BIoT Canada
News

Smart bulbs could cause security gaps: UTSA study


November 20, 2019  


Print this page
smart bulbs

UTSA researchers review the security gaps on smart bulbs exposing consumers to hacks. Photo courtesy UTSA.

Researchers from the University of Texas at San Antonio (UTSA) recently conducted a study on the security holes that exist in popular smart light brands. According to researchers, hackers may target smart bulbs because of some of their features.

“Your smart bulb could come equipped with infrared capabilities, and most users don’t know that the invisible wave spectrum can be controlled. You can misuse those lights,” said Murtuza Jadliwala, professor and director of the Security, Privacy, Trust and Ethics in Computing Research Lab in UTSA’s Department of Computer Science. “Any data can be stolen: texts or images. Anything that is stored in a computer.”

According to the study, “Light Ears: Information Leakage via Smart Lights,” some smart bulbs are able to connect to a network without a smart hub, a centralized hardware or software device where IoT products communicate with each other.
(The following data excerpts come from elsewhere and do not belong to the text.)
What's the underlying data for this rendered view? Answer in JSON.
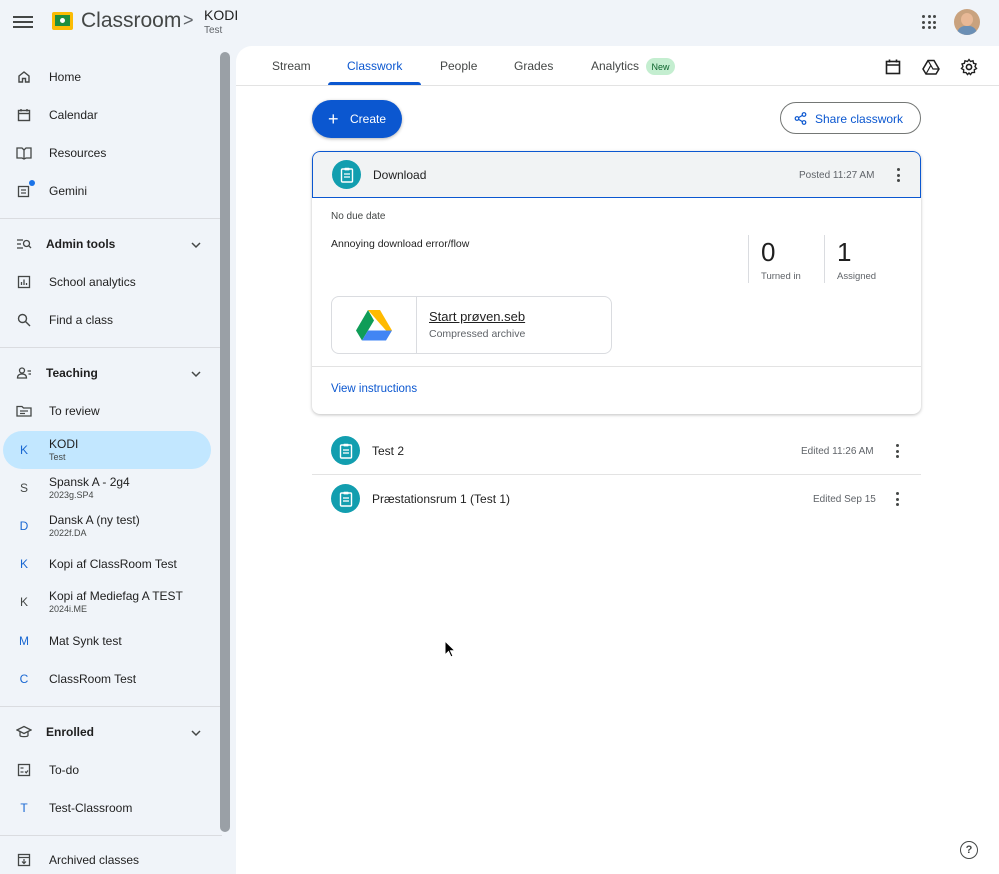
{
  "header": {
    "app_title": "Classroom",
    "breadcrumb_sep": ">",
    "class_name": "KODI",
    "class_section": "Test"
  },
  "sidebar": {
    "items": [
      {
        "label": "Home",
        "icon": "home-icon"
      },
      {
        "label": "Calendar",
        "icon": "calendar-icon"
      },
      {
        "label": "Resources",
        "icon": "book-icon"
      },
      {
        "label": "Gemini",
        "icon": "gemini-icon"
      }
    ],
    "admin_tools": {
      "label": "Admin tools",
      "items": [
        {
          "label": "School analytics",
          "icon": "analytics-icon"
        },
        {
          "label": "Find a class",
          "icon": "search-icon"
        }
      ]
    },
    "teaching": {
      "label": "Teaching",
      "to_review": "To review",
      "classes": [
        {
          "letter": "K",
          "name": "KODI",
          "section": "Test",
          "color": "#1967d2"
        },
        {
          "letter": "S",
          "name": "Spansk A - 2g4",
          "section": "2023g.SP4",
          "color": "#444746"
        },
        {
          "letter": "D",
          "name": "Dansk A (ny test)",
          "section": "2022f.DA",
          "color": "#1967d2"
        },
        {
          "letter": "K",
          "name": "Kopi af ClassRoom Test",
          "section": "",
          "color": "#1967d2"
        },
        {
          "letter": "K",
          "name": "Kopi af Mediefag A TEST",
          "section": "2024i.ME",
          "color": "#444746"
        },
        {
          "letter": "M",
          "name": "Mat Synk test",
          "section": "",
          "color": "#1967d2"
        },
        {
          "letter": "C",
          "name": "ClassRoom Test",
          "section": "",
          "color": "#1967d2"
        }
      ]
    },
    "enrolled": {
      "label": "Enrolled",
      "todo": "To-do",
      "classes": [
        {
          "letter": "T",
          "name": "Test-Classroom",
          "section": "",
          "color": "#1967d2"
        }
      ]
    },
    "archived": "Archived classes"
  },
  "tabs": [
    {
      "label": "Stream"
    },
    {
      "label": "Classwork"
    },
    {
      "label": "People"
    },
    {
      "label": "Grades"
    },
    {
      "label": "Analytics"
    }
  ],
  "new_badge": "New",
  "toolbar": {
    "create_label": "Create",
    "share_label": "Share classwork"
  },
  "expanded_assignment": {
    "title": "Download",
    "posted": "Posted 11:27 AM",
    "due": "No due date",
    "description": "Annoying download error/flow",
    "turned_in_count": "0",
    "turned_in_label": "Turned in",
    "assigned_count": "1",
    "assigned_label": "Assigned",
    "attachment": {
      "title": "Start prøven.seb",
      "subtitle": "Compressed archive"
    },
    "view_instructions": "View instructions"
  },
  "assignments": [
    {
      "title": "Test 2",
      "meta": "Edited 11:26 AM"
    },
    {
      "title": "Præstationsrum 1 (Test 1)",
      "meta": "Edited Sep 15"
    }
  ],
  "help": "?"
}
Smart hubs usually connect locally or to the cloud, and are useful for IoT devices that use the Zigbee or Z-Wave protocols or Bluetooth, rather than Wi-Fi.

If smart bulbs have infrared capabilities, hackers can send commands via the infrared invisible light emanating from the bulbs to either steal data or spoof other connected IoT devices on the network.  The owner may not know about the hack because the hack is being conducted within a Wi-Fi network, without using the internet.

Jadliwala recommends purchasing a smart bulb that comes with its own smart hub, rather than a bulb that connects directly to other devices. He also recommends that manufacturers use more security precautions to limit the level of access these bulbs have to other smart home appliances or electronics.

The study was co-authored by Anindya Maiti and published in the journal Proceedings of the ACM on Interactive, Mobile, Wearable and Ubiquitous Technologies.